Rubin Dantschotter

Personal information
- Full name: Rubin Dantschotter
- Date of birth: 18 February 1986 (age 40)
- Place of birth: Bruges, Belgium
- Height: 1.85 m (6 ft 1 in)
- Position: Goalkeeper

Youth career
- SV Loppem
- Cercle Brugge

Senior career*
- Years: Team / Apps / (Gls)
- 2005–: Cercle Brugge / 20 / (0)
- 2008–2009: → SK Beveren (loan) / 33 / (0)
- 2011: → KV Oostende (loan)
- 2011–2012: → Sparta Rotterdam (loan)

= Rubin Dantschotter =

Belgian footballer

Rubin Dantschotter (/nl/; born 18 February 1986 in Bruges) is a Belgian professional football player.

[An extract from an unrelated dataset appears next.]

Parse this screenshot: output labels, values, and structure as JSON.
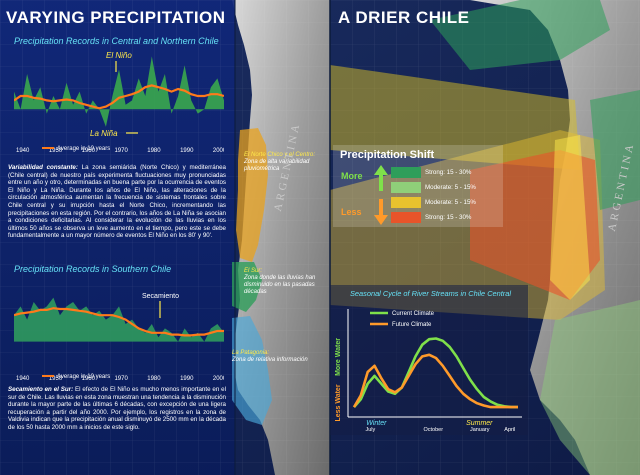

His position on the field is goalkeeper.

==Club career==
SV Loppem was Dantschotters first team, where he was discovered by Cercle Brugge at an early age. Dantschotter has played several matches for the Belgian national youth teams. He was the back-up goalie for former Belgian international Franky Vandendriessche. But when Vandendriessche retired in 2007, Dantschotter received the shirt with number 1.

Dantschotter debuted for Cercle in a cup match against AA Gent in December 2005, drawing 1-1 and losing after penalties.

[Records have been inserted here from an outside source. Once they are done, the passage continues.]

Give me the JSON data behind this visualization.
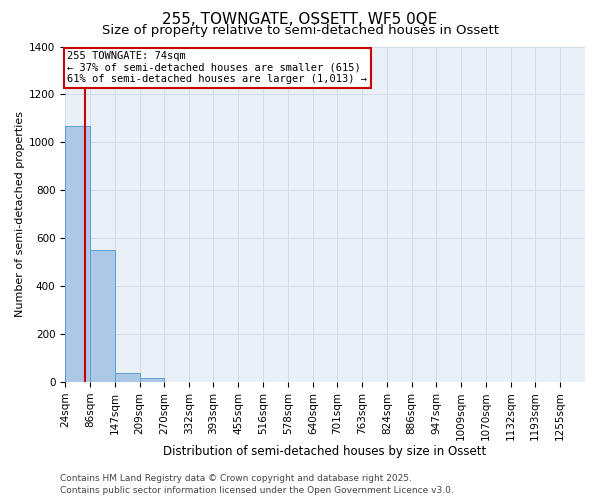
{
  "title": "255, TOWNGATE, OSSETT, WF5 0QE",
  "subtitle": "Size of property relative to semi-detached houses in Ossett",
  "xlabel": "Distribution of semi-detached houses by size in Ossett",
  "ylabel": "Number of semi-detached properties",
  "bins": [
    24,
    86,
    147,
    209,
    270,
    332,
    393,
    455,
    516,
    578,
    640,
    701,
    763,
    824,
    886,
    947,
    1009,
    1070,
    1132,
    1193,
    1255,
    1317
  ],
  "bin_labels": [
    "24sqm",
    "86sqm",
    "147sqm",
    "209sqm",
    "270sqm",
    "332sqm",
    "393sqm",
    "455sqm",
    "516sqm",
    "578sqm",
    "640sqm",
    "701sqm",
    "763sqm",
    "824sqm",
    "886sqm",
    "947sqm",
    "1009sqm",
    "1070sqm",
    "1132sqm",
    "1193sqm",
    "1255sqm"
  ],
  "values": [
    1070,
    550,
    35,
    15,
    0,
    0,
    0,
    0,
    0,
    0,
    0,
    0,
    0,
    0,
    0,
    0,
    0,
    0,
    0,
    0,
    0
  ],
  "bar_color": "#adc8e6",
  "bar_edge_color": "#5a9fd4",
  "grid_color": "#d0dce8",
  "bg_color": "#eaf0f8",
  "property_size": 74,
  "red_line_color": "#cc0000",
  "annotation_line1": "255 TOWNGATE: 74sqm",
  "annotation_line2": "← 37% of semi-detached houses are smaller (615)",
  "annotation_line3": "61% of semi-detached houses are larger (1,013) →",
  "annotation_color": "#cc0000",
  "ylim": [
    0,
    1400
  ],
  "yticks": [
    0,
    200,
    400,
    600,
    800,
    1000,
    1200,
    1400
  ],
  "footer_text": "Contains HM Land Registry data © Crown copyright and database right 2025.\nContains public sector information licensed under the Open Government Licence v3.0.",
  "title_fontsize": 11,
  "subtitle_fontsize": 9.5,
  "xlabel_fontsize": 8.5,
  "ylabel_fontsize": 8,
  "tick_fontsize": 7.5,
  "annotation_fontsize": 7.5,
  "footer_fontsize": 6.5
}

After the departure of Francky Vandendriessche, Dantschotter was supposed to become first choice goalie. But due to personal problems, newly signed Bram Verbist got his chance at the beginning of the season. Dantschotter got to play the last 7 matches, after an injury of Verbist.

Dantschotter was loaned to second division side SK Beveren in 2008–09. He played on loan for KV Oostende from January to June 2011, and was loaned to Sparta Rotterdam in 2011–12.

He later played for amateur sides SV Koekelare and SW Harelbeke.